Published by William Heinemann in London in 1895, the first edition sold out almost immediately—a first novel by an unknown writer that arrived, apparently, at exactly the right moment in history.The Time Machine
by H.G. Wells
The Man Who Invented Science Fiction
The Time Machine was H.G. Well’s first novel. Published in 1895, when he was twenty-eight years old, he had studied biology under Thomas Henry Huxley—Darwin's most ferocious public defender—and was a young man with a scientific education, a radical political conscience, and a robust imagination. The Time Machine announced him to the world with the confidence of someone who had been waiting to say something important and had finally found the form to say it in.

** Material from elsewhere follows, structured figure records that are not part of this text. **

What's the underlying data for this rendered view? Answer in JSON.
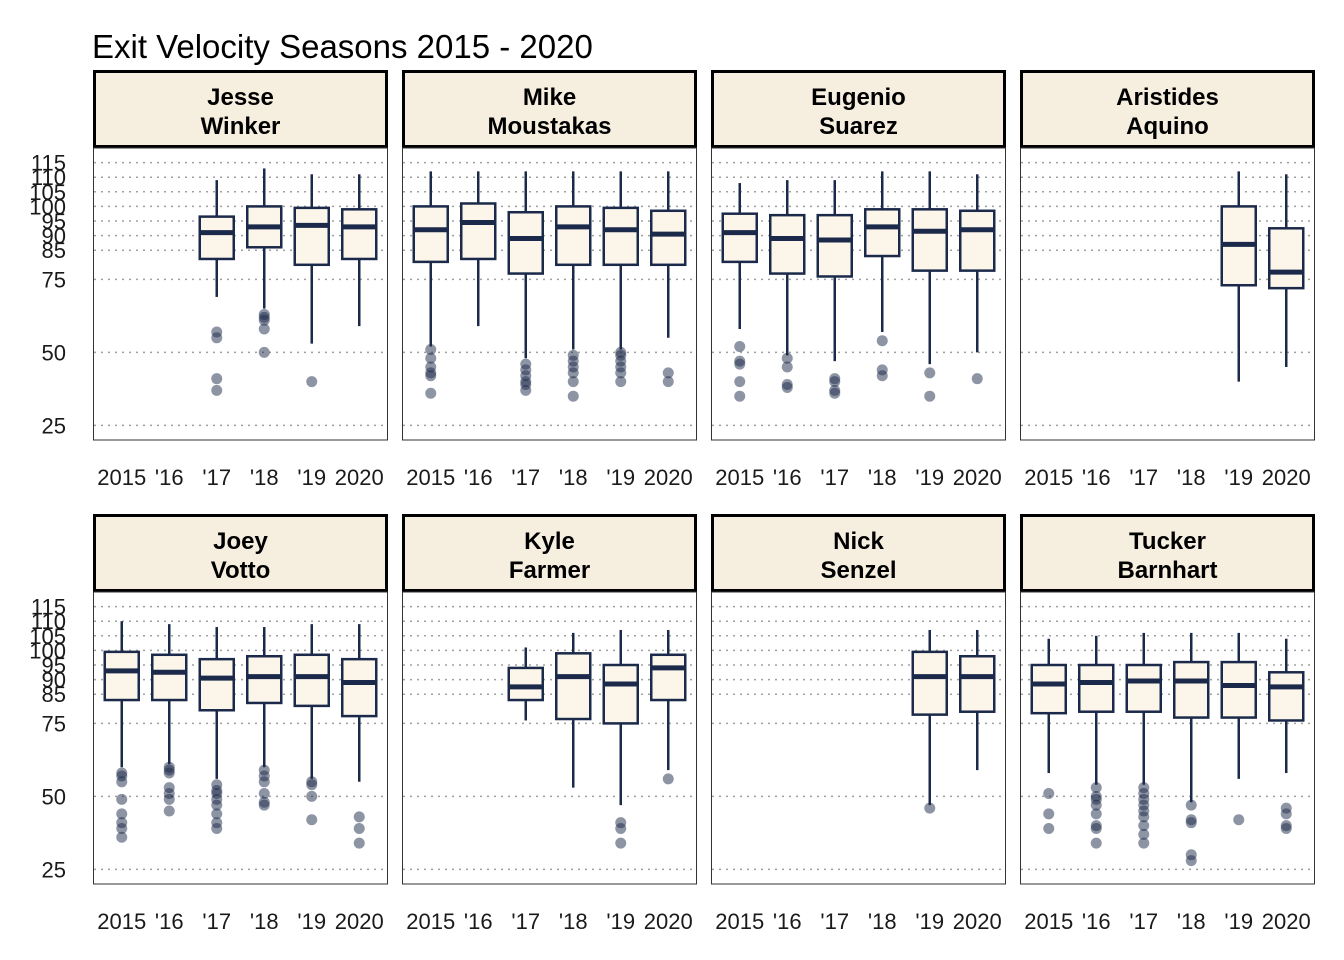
{
  "chart_data": {
    "type": "boxplot",
    "title": "Exit Velocity Seasons 2015 - 2020",
    "x_categories": [
      "2015",
      "'16",
      "'17",
      "'18",
      "'19",
      "2020"
    ],
    "y_ticks": [
      25,
      50,
      75,
      85,
      90,
      95,
      100,
      105,
      110,
      115
    ],
    "ylim": [
      20,
      120
    ],
    "grid": "horizontal dotted",
    "colors": {
      "box_stroke": "#1b2a4a",
      "box_fill": "#fcf5ea",
      "strip_fill": "#f6efe0",
      "outlier": "#1b2a4a",
      "grid": "#a0a0a0"
    },
    "panels": [
      {
        "name_lines": [
          "Jesse",
          "Winker"
        ],
        "boxes": [
          {
            "season": "'17",
            "whisker_low": 69,
            "q1": 82,
            "median": 91,
            "q3": 96.5,
            "whisker_high": 109,
            "outliers": [
              57,
              55,
              41,
              37
            ]
          },
          {
            "season": "'18",
            "whisker_low": 65,
            "q1": 86,
            "median": 93,
            "q3": 100,
            "whisker_high": 113,
            "outliers": [
              63,
              62,
              61,
              58,
              50
            ]
          },
          {
            "season": "'19",
            "whisker_low": 53,
            "q1": 80,
            "median": 93.5,
            "q3": 99.5,
            "whisker_high": 111,
            "outliers": [
              40
            ]
          },
          {
            "season": "2020",
            "whisker_low": 59,
            "q1": 82,
            "median": 93,
            "q3": 99,
            "whisker_high": 111,
            "outliers": []
          }
        ]
      },
      {
        "name_lines": [
          "Mike",
          "Moustakas"
        ],
        "boxes": [
          {
            "season": "2015",
            "whisker_low": 52,
            "q1": 81,
            "median": 92,
            "q3": 100,
            "whisker_high": 112,
            "outliers": [
              51,
              48,
              45,
              43,
              42,
              36
            ]
          },
          {
            "season": "'16",
            "whisker_low": 59,
            "q1": 82,
            "median": 94.5,
            "q3": 101,
            "whisker_high": 112,
            "outliers": []
          },
          {
            "season": "'17",
            "whisker_low": 48,
            "q1": 77,
            "median": 89,
            "q3": 98,
            "whisker_high": 112,
            "outliers": [
              46,
              44,
              42,
              40,
              39,
              37
            ]
          },
          {
            "season": "'18",
            "whisker_low": 51,
            "q1": 80,
            "median": 93,
            "q3": 100,
            "whisker_high": 112,
            "outliers": [
              49,
              47,
              45,
              43,
              40,
              35
            ]
          },
          {
            "season": "'19",
            "whisker_low": 51,
            "q1": 80,
            "median": 92,
            "q3": 99.5,
            "whisker_high": 112,
            "outliers": [
              50,
              49,
              47,
              45,
              43,
              40
            ]
          },
          {
            "season": "2020",
            "whisker_low": 55,
            "q1": 80,
            "median": 90.5,
            "q3": 98.5,
            "whisker_high": 112,
            "outliers": [
              43,
              40
            ]
          }
        ]
      },
      {
        "name_lines": [
          "Eugenio",
          "Suarez"
        ],
        "boxes": [
          {
            "season": "2015",
            "whisker_low": 58,
            "q1": 81,
            "median": 91,
            "q3": 97.5,
            "whisker_high": 108,
            "outliers": [
              52,
              47,
              46,
              40,
              35
            ]
          },
          {
            "season": "'16",
            "whisker_low": 49,
            "q1": 77,
            "median": 89,
            "q3": 97,
            "whisker_high": 109,
            "outliers": [
              48,
              45,
              39,
              38
            ]
          },
          {
            "season": "'17",
            "whisker_low": 47,
            "q1": 76,
            "median": 88.5,
            "q3": 97,
            "whisker_high": 109,
            "outliers": [
              41,
              40,
              37,
              36
            ]
          },
          {
            "season": "'18",
            "whisker_low": 57,
            "q1": 83,
            "median": 93,
            "q3": 99,
            "whisker_high": 112,
            "outliers": [
              54,
              44,
              42
            ]
          },
          {
            "season": "'19",
            "whisker_low": 46,
            "q1": 78,
            "median": 91.5,
            "q3": 99,
            "whisker_high": 112,
            "outliers": [
              43,
              35
            ]
          },
          {
            "season": "2020",
            "whisker_low": 50,
            "q1": 78,
            "median": 92,
            "q3": 98.5,
            "whisker_high": 111,
            "outliers": [
              41
            ]
          }
        ]
      },
      {
        "name_lines": [
          "Aristides",
          "Aquino"
        ],
        "boxes": [
          {
            "season": "'19",
            "whisker_low": 40,
            "q1": 73,
            "median": 87,
            "q3": 100,
            "whisker_high": 112,
            "outliers": []
          },
          {
            "season": "2020",
            "whisker_low": 45,
            "q1": 72,
            "median": 77.5,
            "q3": 92.5,
            "whisker_high": 111,
            "outliers": []
          }
        ]
      },
      {
        "name_lines": [
          "Joey",
          "Votto"
        ],
        "boxes": [
          {
            "season": "2015",
            "whisker_low": 60,
            "q1": 83,
            "median": 93,
            "q3": 99.5,
            "whisker_high": 110,
            "outliers": [
              58,
              57,
              55,
              49,
              44,
              41,
              39,
              36
            ]
          },
          {
            "season": "'16",
            "whisker_low": 61,
            "q1": 83,
            "median": 92.5,
            "q3": 98.5,
            "whisker_high": 109,
            "outliers": [
              60,
              59,
              58,
              53,
              51,
              49,
              45
            ]
          },
          {
            "season": "'17",
            "whisker_low": 56,
            "q1": 79.5,
            "median": 90.5,
            "q3": 97,
            "whisker_high": 108,
            "outliers": [
              54,
              52,
              51,
              49,
              47,
              44,
              41,
              39
            ]
          },
          {
            "season": "'18",
            "whisker_low": 60,
            "q1": 82,
            "median": 91,
            "q3": 98,
            "whisker_high": 108,
            "outliers": [
              59,
              57,
              55,
              51,
              48,
              47
            ]
          },
          {
            "season": "'19",
            "whisker_low": 56,
            "q1": 81,
            "median": 91,
            "q3": 98.5,
            "whisker_high": 109,
            "outliers": [
              55,
              54,
              50,
              42
            ]
          },
          {
            "season": "2020",
            "whisker_low": 55,
            "q1": 77.5,
            "median": 89,
            "q3": 97,
            "whisker_high": 109,
            "outliers": [
              43,
              39,
              34
            ]
          }
        ]
      },
      {
        "name_lines": [
          "Kyle",
          "Farmer"
        ],
        "boxes": [
          {
            "season": "'17",
            "whisker_low": 76,
            "q1": 83,
            "median": 87.5,
            "q3": 94,
            "whisker_high": 101,
            "outliers": []
          },
          {
            "season": "'18",
            "whisker_low": 53,
            "q1": 76.5,
            "median": 91,
            "q3": 99,
            "whisker_high": 106,
            "outliers": []
          },
          {
            "season": "'19",
            "whisker_low": 47,
            "q1": 75,
            "median": 88.5,
            "q3": 95,
            "whisker_high": 107,
            "outliers": [
              41,
              39,
              34
            ]
          },
          {
            "season": "2020",
            "whisker_low": 59,
            "q1": 83,
            "median": 94,
            "q3": 98.5,
            "whisker_high": 107,
            "outliers": [
              56
            ]
          }
        ]
      },
      {
        "name_lines": [
          "Nick",
          "Senzel"
        ],
        "boxes": [
          {
            "season": "'19",
            "whisker_low": 47,
            "q1": 78,
            "median": 91,
            "q3": 99.5,
            "whisker_high": 107,
            "outliers": [
              46
            ]
          },
          {
            "season": "2020",
            "whisker_low": 59,
            "q1": 79,
            "median": 91,
            "q3": 98,
            "whisker_high": 107,
            "outliers": []
          }
        ]
      },
      {
        "name_lines": [
          "Tucker",
          "Barnhart"
        ],
        "boxes": [
          {
            "season": "2015",
            "whisker_low": 58,
            "q1": 78.5,
            "median": 88.5,
            "q3": 95,
            "whisker_high": 104,
            "outliers": [
              51,
              44,
              39
            ]
          },
          {
            "season": "'16",
            "whisker_low": 54,
            "q1": 79,
            "median": 89,
            "q3": 95,
            "whisker_high": 105,
            "outliers": [
              53,
              50,
              49,
              47,
              44,
              40,
              39,
              34
            ]
          },
          {
            "season": "'17",
            "whisker_low": 54,
            "q1": 79,
            "median": 89.5,
            "q3": 95,
            "whisker_high": 106,
            "outliers": [
              53,
              51,
              49,
              47,
              45,
              43,
              40,
              37,
              34
            ]
          },
          {
            "season": "'18",
            "whisker_low": 48,
            "q1": 77,
            "median": 89.5,
            "q3": 96,
            "whisker_high": 106,
            "outliers": [
              47,
              42,
              41,
              30,
              28
            ]
          },
          {
            "season": "'19",
            "whisker_low": 56,
            "q1": 77,
            "median": 88,
            "q3": 96,
            "whisker_high": 106,
            "outliers": [
              42
            ]
          },
          {
            "season": "2020",
            "whisker_low": 58,
            "q1": 76,
            "median": 87.5,
            "q3": 92.5,
            "whisker_high": 104,
            "outliers": [
              46,
              44,
              40,
              39
            ]
          }
        ]
      }
    ]
  }
}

And what he said was not reassuring.
The novel's surface premise—an unnamed Victorian inventor builds a machine that travels through time—is so familiar now that it's almost impossible to recover the shock of its original conception. But during Wells’ time, there was no template for this. He invented the idea of a mechanical vehicle for time travel from nothing, and the term time machine itself didn't exist before he coined it. Every film, every novel, every piece of fiction that has ever sent a character backward or forward through history owes its basic vocabulary to this book.
But Wells wasn't writing an adventure story. He was writing a warning.

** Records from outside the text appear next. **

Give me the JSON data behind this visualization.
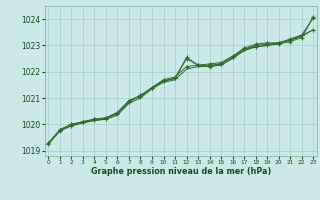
{
  "background_color": "#cce8e8",
  "grid_color": "#aacccc",
  "line_color": "#2d6b2d",
  "marker_color": "#2d6b2d",
  "text_color": "#1a4a1a",
  "xlabel": "Graphe pression niveau de la mer (hPa)",
  "ylim": [
    1018.8,
    1024.5
  ],
  "xlim": [
    -0.3,
    23.3
  ],
  "yticks": [
    1019,
    1020,
    1021,
    1022,
    1023,
    1024
  ],
  "xticks": [
    0,
    1,
    2,
    3,
    4,
    5,
    6,
    7,
    8,
    9,
    10,
    11,
    12,
    13,
    14,
    15,
    16,
    17,
    18,
    19,
    20,
    21,
    22,
    23
  ],
  "s1_x": [
    0,
    1,
    2,
    3,
    4,
    5,
    6,
    7,
    8,
    9,
    10,
    11,
    12,
    13,
    14,
    15,
    16,
    17,
    18,
    19,
    20,
    21,
    22,
    23
  ],
  "s1_y": [
    1019.3,
    1019.8,
    1020.0,
    1020.1,
    1020.15,
    1020.2,
    1020.4,
    1020.85,
    1021.1,
    1021.4,
    1021.65,
    1021.75,
    1022.55,
    1022.25,
    1022.2,
    1022.3,
    1022.55,
    1022.85,
    1022.95,
    1023.0,
    1023.05,
    1023.15,
    1023.3,
    1024.1
  ],
  "s2_x": [
    0,
    1,
    2,
    3,
    4,
    5,
    6,
    7,
    8,
    9,
    10,
    11,
    12,
    13,
    14,
    15,
    16,
    17,
    18,
    19,
    20,
    21,
    22,
    23
  ],
  "s2_y": [
    1019.25,
    1019.75,
    1019.95,
    1020.05,
    1020.15,
    1020.2,
    1020.35,
    1020.8,
    1021.0,
    1021.35,
    1021.6,
    1021.7,
    1022.1,
    1022.2,
    1022.2,
    1022.25,
    1022.5,
    1022.8,
    1022.95,
    1023.0,
    1023.1,
    1023.2,
    1023.35,
    1023.6
  ],
  "s3_x": [
    0,
    1,
    2,
    3,
    4,
    5,
    6,
    7,
    8,
    9,
    10,
    11,
    12,
    13,
    14,
    15,
    16,
    17,
    18,
    19,
    20,
    21,
    22,
    23
  ],
  "s3_y": [
    1019.25,
    1019.75,
    1019.95,
    1020.1,
    1020.2,
    1020.25,
    1020.45,
    1020.9,
    1021.05,
    1021.4,
    1021.7,
    1021.8,
    1022.2,
    1022.25,
    1022.25,
    1022.3,
    1022.55,
    1022.85,
    1023.0,
    1023.05,
    1023.1,
    1023.2,
    1023.38,
    1023.6
  ],
  "s4_x": [
    1,
    2,
    3,
    4,
    5,
    6,
    7,
    8,
    9,
    10,
    11,
    12,
    13,
    14,
    15,
    16,
    17,
    18,
    19,
    20,
    21,
    22,
    23
  ],
  "s4_y": [
    1019.8,
    1020.0,
    1020.1,
    1020.2,
    1020.25,
    1020.45,
    1020.9,
    1021.1,
    1021.4,
    1021.65,
    1021.75,
    1022.5,
    1022.25,
    1022.3,
    1022.35,
    1022.6,
    1022.9,
    1023.05,
    1023.1,
    1023.1,
    1023.25,
    1023.4,
    1024.05
  ]
}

The Time Traveller journeys not to the past but to the year 802,701 (a year so far away and beyond comprehension that it’s almost absurd), where he discovers that humanity has split into two species—the decorative, helpless Eloi living on the surface, and the brutish, underground Morlocks who feed and clothe them in exchange for something the Eloi have chosen not to think about. Even at his relatively young age, Wells clearly understood where class division, left unaddressed and accelerating, would eventually arrive. He followed the logic of Victorian industrial capitalism eight hundred thousand years forward and didn't like what he found.
Wells wrote at least three distinct versions of the story before the final novel appeared. The earliest version, called The Chronic Argonauts, was published in his college newspaper in 1888, seven years before the book, and is so different in character and tone that it reads almost like a different writer finding his way toward an idea he hadn't fully captured yet. The Time Traveller of the final novel has no name. Wells made that choice deliberately. He is everyman, no man, the reader themselves sitting in that laboratory chair.
Interestingly, Wells wrote The Time Machine while genuinely ill, recovering from a kidney injury that had nearly killed him and would trouble him for years. The novel's elegiac quality—its sense of entropy, of energy running down, of light fading at the end of everything—was written by a young man who had recently had reason to contemplate his own extinction. The novel ends not with triumph or rescue but with the sun dying and the last traces of life flickering out on a frozen beach. Wells looked at the far future and saw silence.
He had just invented science fiction. And he wanted you to know it wasn't going to end well.